The reasons for this, researchers from the University of Eastern Finland believe, is that exposure to saunas "may decrease systemic blood pressure through different biological mechanisms," they wrote in a statement. "During sauna bathing, the body temperature may rise up to 2 °C degrees, causing vessels vasodilation. Regular sauna bathing improves endothelial function, i.e. the function of the inside layer of blood vessels, which has beneficial effects on systemic blood pressure. Sweating, in turn, removes fluid from the body, which is a contributing factor to decreased blood pressure levels."

According to their paper, researchers studied more than 1,600 middle-aged men, from 42 to 60 years old who did not suffer from hypertension ("defined as a physician diagnosis of hypertension, systolic blood pressure (SBP) >140 mm Hg, diastolic blood pressure >90 mm Hg") and did not take antihypertensive drugs. The mean follow-up time was 22 years, with the high end being 26.9 years. 

The men were divided into three groups, those who: 

  • visited a sauna once per week
  • went 2-3 times per week
  • took saunas 4-7 times per week 

After the follow-up period, just over 15 percent of the participants were diagnosed with hypertension, but that risk was 24 percent less for those who saunaed 2-3 times/week and 46 percent lower for 4-7 times/week group.

Based on the results, researchers also postulate that using a sauna is "an activity that promotes relaxation and well-being." The temperature range was 80°C to 100°C.

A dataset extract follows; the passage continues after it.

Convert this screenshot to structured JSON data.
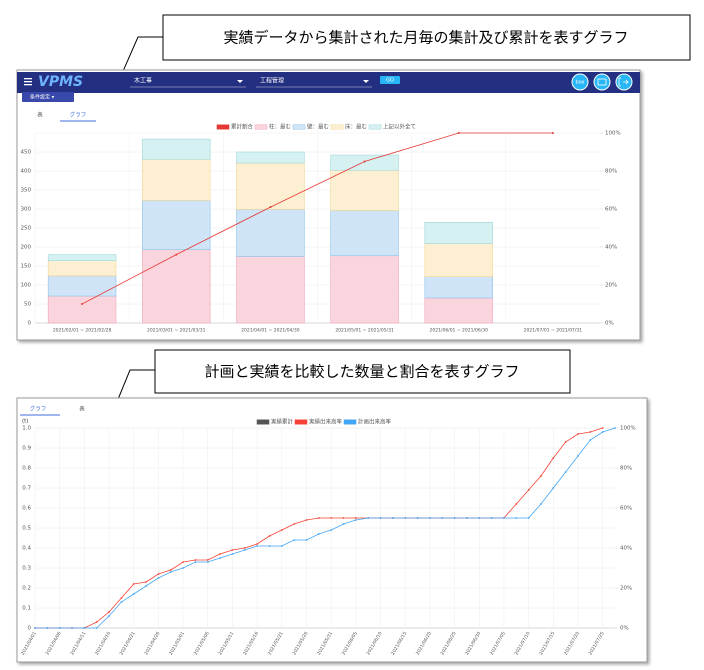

In the study, which was published in the American Journal of Hypertension, the research team added that "the results were carefully adjusted for confounders in the association with hypertension, such as BMI, smoking, cardiorespiratory fitness, alcohol intake, and SES," the abbreviation for socioeconomic status, and the "majority of Finnish people use sauna regularly and access to sauna is not limited by socioeconomic background or other reasons."

A limitation of the study is that it only included men from Eastern Finland, therefore it's difficult to know whether the results carry over to all middle-aged men of other races and locations, as well as for women. 

"Further studies are needed to confirm our results in different population settings, including women," the study concludes, "and among those who are not familiar to regular sauna bathing."